NOUVELLES

A Alep, des commerçants fatalistes refusent d'abandonner leur échoppe

21/08/2012 08:45 EDT | Actualisé 21/10/2012 05:12 EDT

Un avion de combat de l'armée survole Alep à basse altitude, mais comme un certain nombre d'habitants de la ville qui se démènent pour continuer à travailler, Ahmed Shamta n'y prête pas attention, trop occupé à essayer de conclure la vente d'une paire de sandales.

"Je ne peux pas vous les donner pour 150 (livres syriennes, environ 2,3 dollars), les prix ont grimpé, elles sont à 250 (LS, environ 3,8 dollars) maintenant", explique-t-il au client, qui examine attentivement la paire de chaussures en simili cuir noisette.

Autour d'eux, des habitants scrutent le ciel, sans quitter des yeux l'avion qui décrit des arcs au-dessus de la ville tandis que les bruits sourds des explosions résonnent dans les quartiers voisins à chaque fois qu'il tire sur des maisons.

Mais sous le couvert relatif d'une bretelle d'autoroute, Ahmed Shamta et une poignée d'autres marchands cherchent à maintenir un semblant d'activité.

Finalement, le client accepte le prix réclamé, et s'éloigne avec ses sandales toutes neuves, sans prêter attention aux hommes et aux enfants qui gardent les yeux rivés sur l'avion.

En face d'Ahmed Shamta, un commandant rebelle hurle des ordres, envoie des combattants dans les quartiers visés par l'avion et encourage ses hommes qui s'éloignent à bord d'un pick-up équipé d'un canon anti-aérien.

Pourtant, il reste possible de faire des affaires à Alep, poumon économique du pays devenu depuis plus d'un mois le théâtre de combats considérés comme cruciaux par le régime du président Bachar al-Assad comme par l'opposition armée.

Au bord de la bretelle d'autoroute, des minibus blancs attendent d'éventuels passagers, et dans la rue, plusieurs magasins sont ouverts, malgré les tirs et les bombes.

"J'ai vendu des chaussures toute ma vie, je ne sais rien faire d'autre", explique Ahmed Shamta. "Je viens ici chaque jour, qu'il y ait ou non des combats.

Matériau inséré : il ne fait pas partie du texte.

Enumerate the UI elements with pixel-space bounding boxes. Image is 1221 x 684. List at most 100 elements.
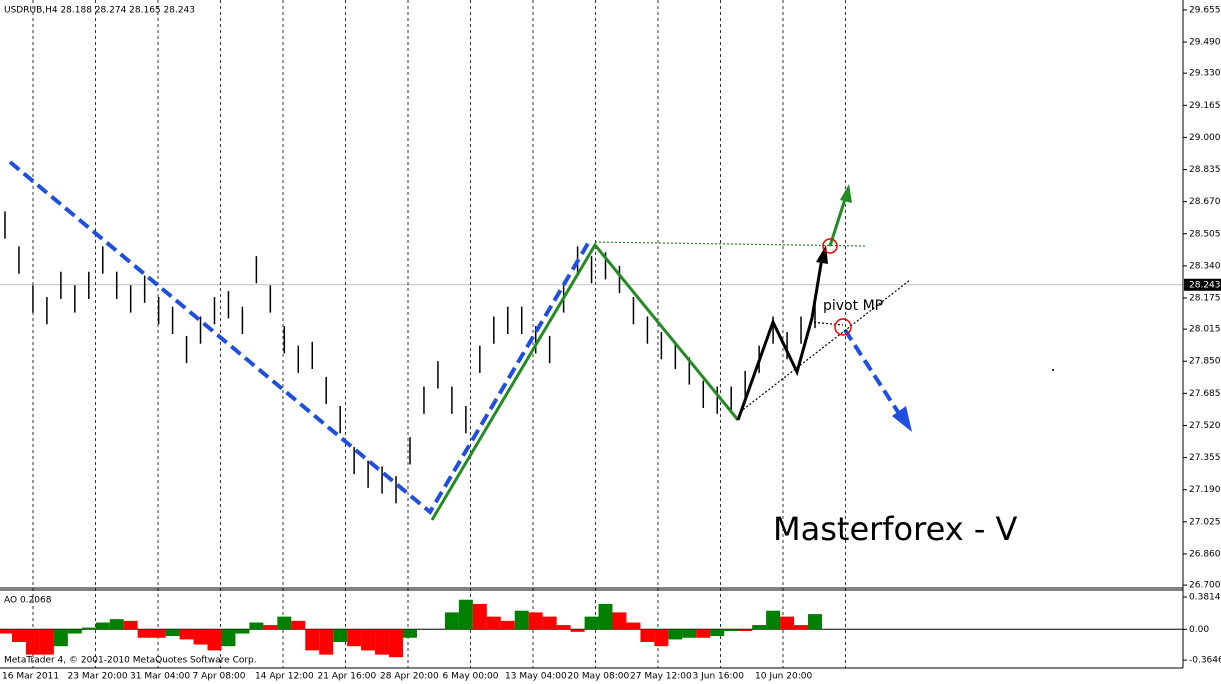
- y-tick-label: 27.025: [1189, 517, 1221, 527]
- ao-bar: [612, 612, 627, 630]
- ao-histogram: [0, 599, 1183, 658]
- x-tick-label: 20 May 08:00: [568, 672, 630, 682]
- ao-bar: [682, 629, 697, 638]
- ao-bar: [11, 629, 26, 642]
- ao-bar: [598, 603, 613, 630]
- x-tick-label: 16 Mar 2011: [2, 672, 59, 682]
- x-tick-label: 28 Apr 20:00: [380, 672, 439, 682]
- ao-bar: [403, 629, 417, 638]
- black-path: [736, 257, 824, 421]
- ao-bar: [291, 620, 306, 630]
- ao-bar: [305, 629, 320, 651]
- y-tick-label: 28.505: [1189, 229, 1221, 239]
- y-tick-label: 27.520: [1189, 421, 1221, 431]
- y-tick-label: 28.835: [1189, 165, 1221, 175]
- y-tick-label: 29.000: [1189, 133, 1221, 143]
- y-tick-label: 28.670: [1189, 197, 1221, 207]
- black-arrowhead: [816, 245, 828, 264]
- ao-tick-label: 0.00: [1189, 625, 1209, 635]
- annotation: pivot MP: [823, 298, 883, 314]
- y-tick-label: 28.340: [1189, 261, 1221, 271]
- ao-bar: [0, 629, 12, 634]
- ao-bar: [123, 620, 138, 630]
- ao-bar: [207, 629, 222, 651]
- green-arrowhead: [840, 184, 852, 203]
- ao-bar: [67, 629, 82, 634]
- blue-arrowhead: [892, 406, 912, 432]
- y-tick-label: 29.165: [1189, 101, 1221, 111]
- blue-dashed-arrow: [843, 328, 900, 414]
- copyright: MetaTrader 4, © 2001-2010 MetaQuotes Sof…: [4, 656, 257, 666]
- x-tick-label: 6 May 00:00: [443, 672, 499, 682]
- ao-tick-label: -0.3646: [1189, 656, 1221, 666]
- y-tick-label: 26.860: [1189, 549, 1221, 559]
- current-price-label: 28.243: [1189, 280, 1221, 290]
- ao-bar: [319, 629, 334, 655]
- blue-dashed-trend: [8, 160, 592, 516]
- ao-bar: [472, 603, 487, 630]
- ao-bar: [347, 629, 362, 647]
- x-tick-label: 3 Jun 16:00: [693, 672, 745, 682]
- ao-bar: [794, 625, 809, 630]
- x-tick-label: 23 Mar 20:00: [68, 672, 128, 682]
- x-tick-label: 21 Apr 16:00: [318, 672, 377, 682]
- ao-bar: [584, 616, 599, 630]
- ao-bar: [361, 629, 376, 651]
- drawings: [8, 160, 1054, 521]
- ao-bar: [738, 629, 753, 631]
- ao-bar: [710, 629, 725, 637]
- x-tick-label: 13 May 04:00: [505, 672, 567, 682]
- ao-bar: [95, 622, 110, 630]
- ao-bar: [263, 625, 278, 630]
- current-price-box: [1184, 278, 1221, 291]
- ao-bar: [542, 616, 557, 630]
- ao-bar: [780, 616, 795, 630]
- y-tick-label: 29.655: [1189, 5, 1221, 15]
- ao-bar: [333, 629, 348, 642]
- ao-bar: [389, 629, 404, 658]
- dot: [1052, 369, 1054, 371]
- ao-bar: [137, 629, 152, 638]
- ao-bar: [486, 616, 501, 630]
- ao-bar: [808, 614, 822, 630]
- ao-bar: [570, 629, 585, 632]
- annotation: Masterforex - V: [773, 510, 1018, 548]
- y-tick-label: 27.850: [1189, 357, 1221, 367]
- green-trend: [430, 242, 740, 521]
- ao-bar: [626, 622, 641, 630]
- green-arrow: [828, 195, 848, 247]
- ao-bar: [514, 610, 529, 630]
- ao-bar: [53, 629, 68, 647]
- red-circle: [834, 318, 852, 336]
- ao-bar: [193, 629, 208, 645]
- y-tick-label: 29.330: [1189, 69, 1221, 79]
- y-tick-label: 28.175: [1189, 293, 1221, 303]
- y-tick-label: 29.490: [1189, 38, 1221, 48]
- ao-bar: [696, 629, 711, 638]
- ao-bar: [500, 620, 515, 630]
- ao-bar: [25, 629, 40, 655]
- indicator-title: AO 0.2068: [4, 596, 52, 606]
- ao-bar: [165, 629, 180, 637]
- ao-bar: [654, 629, 669, 647]
- ao-bar: [221, 629, 236, 647]
- ao-bar: [640, 629, 655, 642]
- ao-bar: [179, 629, 194, 640]
- ao-bar: [724, 629, 739, 631]
- ao-bar: [81, 627, 96, 630]
- x-tick-label: 10 Jun 20:00: [755, 672, 812, 682]
- y-tick-label: 27.190: [1189, 485, 1221, 495]
- price-bars: [4, 211, 816, 504]
- black-dotted-pivot: [809, 321, 844, 326]
- red-circle: [822, 238, 838, 254]
- x-tick-label: 31 Mar 04:00: [130, 672, 190, 682]
- x-tick-label: 14 Apr 12:00: [255, 672, 314, 682]
- y-tick-label: 28.015: [1189, 325, 1221, 335]
- ao-bar: [39, 629, 54, 655]
- chart-title: USDRUB,H4 28.188 28.274 28.165 28.243: [4, 6, 195, 16]
- ao-bar: [766, 610, 781, 630]
- ao-bar: [444, 612, 459, 630]
- ao-bar: [528, 612, 543, 630]
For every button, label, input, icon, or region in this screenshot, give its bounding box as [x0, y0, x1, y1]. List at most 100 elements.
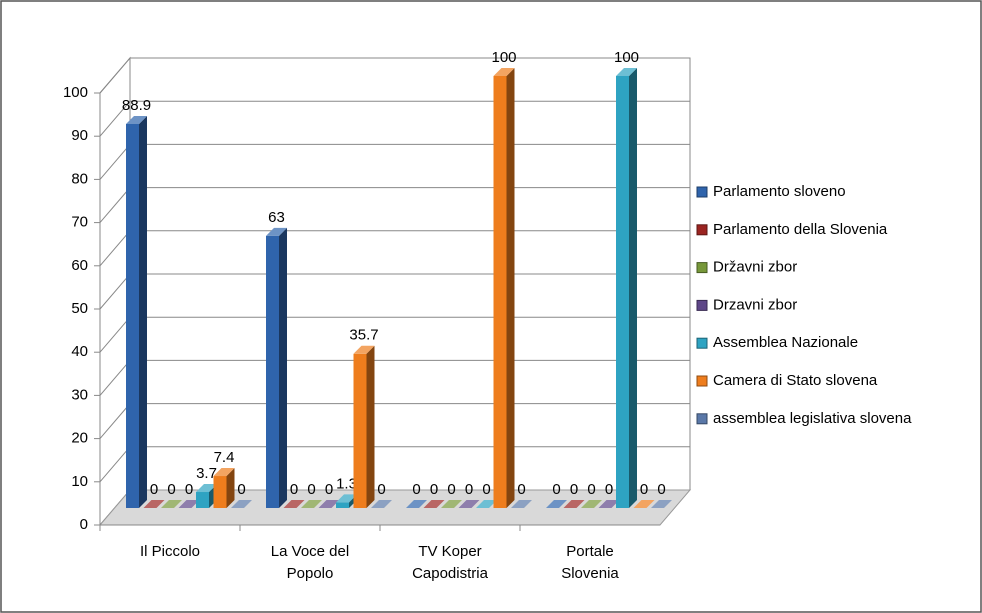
legend-label: Parlamento della Slovenia	[713, 221, 888, 238]
y-tick-label: 60	[71, 257, 88, 274]
bar-side	[226, 468, 235, 508]
bar	[126, 123, 139, 509]
bar-top	[598, 500, 620, 508]
grid-line-side	[99, 144, 131, 180]
x-tick-label: La Voce del Popolo	[270, 543, 350, 582]
grid-line-side	[99, 100, 131, 137]
bar-top	[318, 500, 340, 508]
y-tick-label: 10	[71, 473, 88, 490]
grid-line-side	[99, 57, 131, 94]
legend-swatch	[696, 262, 708, 274]
bar-top	[458, 500, 480, 508]
data-label: 0	[290, 481, 298, 498]
bar-top	[161, 500, 182, 508]
bar-top	[546, 500, 567, 508]
data-label: 0	[237, 481, 245, 498]
data-label: 0	[657, 481, 665, 498]
legend-swatch	[696, 186, 708, 198]
data-label: 0	[412, 481, 420, 498]
bar	[196, 492, 209, 508]
y-tick-label: 40	[71, 343, 88, 360]
data-label: 0	[552, 481, 560, 498]
bar	[336, 502, 349, 508]
data-label: 0	[167, 481, 175, 498]
y-tick-label: 20	[71, 430, 88, 447]
bar-top	[301, 500, 322, 508]
bar-top	[126, 115, 147, 124]
data-label: 0	[447, 481, 455, 498]
bar-top	[178, 500, 200, 508]
bar-top	[476, 500, 497, 508]
data-label: 0	[307, 481, 315, 498]
data-label: 63	[268, 209, 285, 226]
x-tick-label: TV Koper Capodistria	[412, 543, 488, 582]
legend-label: Parlamento sloveno	[713, 183, 846, 200]
legend-label: assemblea legislativa slovena	[713, 410, 912, 427]
grid-line-side	[99, 360, 131, 396]
bar-top	[196, 484, 217, 493]
y-tick-label: 90	[71, 127, 88, 144]
data-label: 0	[640, 481, 648, 498]
data-label: 0	[185, 481, 193, 498]
data-label: 3.7	[196, 465, 217, 482]
bar-top	[266, 227, 287, 236]
data-label: 0	[430, 481, 438, 498]
bar	[353, 353, 367, 508]
bar-top	[511, 500, 532, 508]
data-label: 0	[587, 481, 595, 498]
bar-top	[493, 68, 515, 76]
data-label: 0	[605, 481, 613, 498]
legend-swatch	[696, 337, 708, 349]
bar	[616, 76, 629, 508]
bar	[213, 476, 227, 508]
grid-line-side	[99, 230, 131, 267]
data-label: 0	[517, 481, 525, 498]
grid-line-side	[99, 273, 131, 310]
legend-swatch	[696, 224, 708, 236]
bar-side	[366, 345, 375, 508]
legend-label: Camera di Stato slovena	[713, 372, 878, 389]
bar-top	[581, 500, 602, 508]
legend-swatch	[696, 299, 708, 311]
bar-top	[371, 500, 392, 508]
bar	[266, 235, 279, 508]
bar-top	[616, 68, 637, 76]
bar-top	[441, 500, 462, 508]
bar-top	[143, 500, 165, 508]
data-label: 0	[150, 481, 158, 498]
grid-line-side	[99, 316, 131, 353]
bar-top	[231, 500, 252, 508]
bar-top	[563, 500, 585, 508]
bar-top	[406, 500, 427, 508]
y-tick-label: 100	[63, 84, 88, 101]
legend-label: Drzavni zbor	[713, 296, 797, 313]
grid-line-side	[99, 446, 131, 483]
legend-label: Assemblea Nazionale	[713, 334, 858, 351]
legend-swatch	[696, 413, 708, 425]
y-tick-label: 0	[80, 516, 88, 533]
bar-top	[423, 500, 445, 508]
bar-side	[506, 68, 515, 508]
grid-line-side	[99, 403, 131, 439]
bar-top	[283, 500, 305, 508]
x-tick-label: Il Piccolo	[139, 543, 201, 560]
bar-top	[353, 345, 375, 354]
data-label: 7.4	[214, 449, 235, 466]
bar	[493, 76, 507, 508]
bar-top	[651, 500, 672, 508]
grid-line-side	[99, 187, 131, 223]
bar-top	[213, 468, 235, 477]
data-label: 35.7	[349, 327, 378, 344]
bar-side	[629, 68, 637, 508]
data-label: 1.3	[336, 475, 357, 492]
data-label: 100	[614, 49, 639, 66]
bar-side	[279, 227, 287, 508]
bar-top	[336, 494, 357, 503]
data-label: 0	[325, 481, 333, 498]
bar-top	[633, 500, 655, 508]
data-label: 0	[482, 481, 490, 498]
data-label: 100	[491, 49, 516, 66]
y-tick-label: 30	[71, 386, 88, 403]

Il faut bien nourrir ma famille", ajoute cet homme de 48 ans dont le visage s'éclaire quand il présente deux de ses fils.

Depuis le début des combats, il a augmenté ses prix, mais uniquement, assure-t-il, parce que les tarifs de son grossiste ont aussi grimpé. Maintenant, ses modèles se vendent entre 250 et 500 LS la paire, et les bons jours, il gagne entre 4.000 et 6.000 LS (entre 60 et 90 dollars).

Sur un stand voisin, Mohamed Hamza bataille sans relâche contre les centaines de mouches qui s'attaquent à sa marchandise, un amoncellement de raisin bien mûr.

"Bien sûr que c'est dur de travailler dans ces conditions, de travailler pendant une guerre, mais si nous ne travaillons pas, nous ne mangeons pas", explique-t-il, en disposant les grappes sur son étalage.

"Il y a encore des gens ici, et ils ont besoin de manger. Ils viennent ici acheter, même au milieu de la guerre, même quand il y a des combats", ajoute-t-il.

Mohamed Hamza a commencé à vendre des fruits à l'âge de 13 ans, et depuis, il se rend chaque matin auprès des grossistes du souk al-Hal pour acheter des fruits à revendre dans le quartier de Chaar.

De l'autre côté de la route, derrière un étal de clés et de cadenas, Anwar Eskayf, 19 ans, transpire en soulevant des seaux d'olives à hauteur de vue des clients. Vertes ou noires, dures ou fripées, ou encore baignant dans une huile épicée avec des poivrons rouges, le choix est vaste.

"Je suis comme tout le monde, je dois travailler pour vivre, même si la mort guette", explique-t-il en remplissant un sachet d'olives pour un client. "Si tu dois mourir, tu mourras, c'est le destin".

Et contrairement à de nombreux autres habitants de la ville, le jeune homme n'a pas l'intention de partir. "Je suis d'Alep, je n'ai nulle part ailleurs où aller. J'ouvre la boutique chaque matin, et je la ferme chaque soir. Je n'irai nulle part".